I don’t believe in signs. I believe in weed at breakfast and the slow, grinding death of the American intellect. But on Easter Monday, something foul blew in on the wind — the kind of stench that makes you squint at the sky and mutter, Jesus, who let the lizard-brained maniacs out again?

Let me set the scene. I’d just finished watching The Omen — the original hellfire classic with Gregory Peck wrestling with the spawn of Satan in a blazer so sharp it could slice your jugular. I was halfway through a stale churro and wondering whether I could use Damien’s haircut as a reason to cancel all future children, when my phone exploded with a New York Times alert: The Pope is dead.

Dead. On Easter Monday. That’s not symbolism — that’s a screenplay punchline written by a drunk screenwriter with a god complex and a deadline.
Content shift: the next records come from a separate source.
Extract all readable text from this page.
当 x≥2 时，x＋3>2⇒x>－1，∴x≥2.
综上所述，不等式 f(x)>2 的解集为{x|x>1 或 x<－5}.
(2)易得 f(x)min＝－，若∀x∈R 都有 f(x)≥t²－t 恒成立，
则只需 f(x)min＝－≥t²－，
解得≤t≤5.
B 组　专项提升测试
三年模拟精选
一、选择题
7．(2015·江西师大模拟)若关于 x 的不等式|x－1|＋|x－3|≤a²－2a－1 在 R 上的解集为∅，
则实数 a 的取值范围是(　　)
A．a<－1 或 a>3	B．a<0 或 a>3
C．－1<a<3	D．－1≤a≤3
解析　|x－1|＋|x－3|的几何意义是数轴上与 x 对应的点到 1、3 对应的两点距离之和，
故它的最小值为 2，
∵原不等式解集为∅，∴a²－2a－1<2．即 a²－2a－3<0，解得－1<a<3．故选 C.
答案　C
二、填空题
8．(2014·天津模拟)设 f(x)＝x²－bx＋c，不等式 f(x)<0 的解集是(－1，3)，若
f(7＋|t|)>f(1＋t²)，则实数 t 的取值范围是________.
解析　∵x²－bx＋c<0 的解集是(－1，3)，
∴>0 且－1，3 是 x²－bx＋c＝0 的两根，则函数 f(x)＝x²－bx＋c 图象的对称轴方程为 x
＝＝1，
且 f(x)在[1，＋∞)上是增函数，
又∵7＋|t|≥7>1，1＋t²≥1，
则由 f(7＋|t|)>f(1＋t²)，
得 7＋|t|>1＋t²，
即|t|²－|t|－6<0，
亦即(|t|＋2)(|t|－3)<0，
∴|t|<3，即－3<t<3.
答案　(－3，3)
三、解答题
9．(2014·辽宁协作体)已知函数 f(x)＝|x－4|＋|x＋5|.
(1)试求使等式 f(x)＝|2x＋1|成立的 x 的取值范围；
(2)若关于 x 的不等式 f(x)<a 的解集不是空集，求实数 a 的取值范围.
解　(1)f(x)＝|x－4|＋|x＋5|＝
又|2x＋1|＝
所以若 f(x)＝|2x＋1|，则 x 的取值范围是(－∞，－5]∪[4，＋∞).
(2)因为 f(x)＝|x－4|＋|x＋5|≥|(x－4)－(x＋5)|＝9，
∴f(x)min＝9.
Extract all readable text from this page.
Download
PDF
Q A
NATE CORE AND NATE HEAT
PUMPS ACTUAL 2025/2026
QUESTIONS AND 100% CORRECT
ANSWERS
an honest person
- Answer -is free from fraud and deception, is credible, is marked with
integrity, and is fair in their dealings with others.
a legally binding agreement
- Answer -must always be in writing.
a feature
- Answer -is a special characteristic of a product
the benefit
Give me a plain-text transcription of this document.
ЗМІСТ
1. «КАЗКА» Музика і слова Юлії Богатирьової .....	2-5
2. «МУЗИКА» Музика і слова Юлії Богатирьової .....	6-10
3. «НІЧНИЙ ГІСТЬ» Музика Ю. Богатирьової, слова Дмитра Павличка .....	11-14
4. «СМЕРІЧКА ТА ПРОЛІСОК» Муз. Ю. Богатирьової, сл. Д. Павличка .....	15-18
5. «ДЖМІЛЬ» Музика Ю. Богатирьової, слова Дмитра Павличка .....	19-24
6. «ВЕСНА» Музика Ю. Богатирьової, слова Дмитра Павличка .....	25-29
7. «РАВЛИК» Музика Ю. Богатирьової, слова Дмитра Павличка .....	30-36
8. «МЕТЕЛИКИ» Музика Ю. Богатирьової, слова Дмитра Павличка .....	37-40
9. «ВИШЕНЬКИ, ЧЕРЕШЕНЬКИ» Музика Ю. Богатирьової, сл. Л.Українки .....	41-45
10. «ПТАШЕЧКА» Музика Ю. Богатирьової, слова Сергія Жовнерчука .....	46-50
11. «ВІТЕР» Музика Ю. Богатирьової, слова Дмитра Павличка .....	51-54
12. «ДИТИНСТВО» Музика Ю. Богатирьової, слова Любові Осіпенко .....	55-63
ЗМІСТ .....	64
But wait — the devil’s in the details. And in this case, the detail had a name: J.D. Vance. Yes, the Ivy League hillbilly prince of performative populism. Turns out, he met with the Pope the day before His Holiness kicked off for that great conclave in the sky. Easter Sunday. The holiest of holy days. Vance, in all his bad-faith cosplay, shaking hands with the Vicar of Christ like he was asking for campaign indulgences.

Now I’m not saying Vance is Damien in a velvet blazer, but I’ve seen enough strange deathbed alignments to know when the bats are circling the bell tower. The GOP’s golden boy meets the Pope on Sunday. The Pope dies on Monday. The world shrugs. That’s how empires collapse — not with a bang, but with a poorly timed photo op.

Of course, the death of the Pope is not a sign. It’s a tragic inevitability. The old man ran out of runway. But in a country where people see the face of Jesus in their toast and still think Trump was sent by God to rapture the IRS, the optics are grim. They’ll build a narrative faster than you can say Ratzinger. And that narrative ends with Damien in Mar-a-Lago, blessing golf carts and eating raw steak with ketchup.

I don’t believe in signs. But if I did, they’d read:
Exit Now. The Antichrist Has a Super PAC.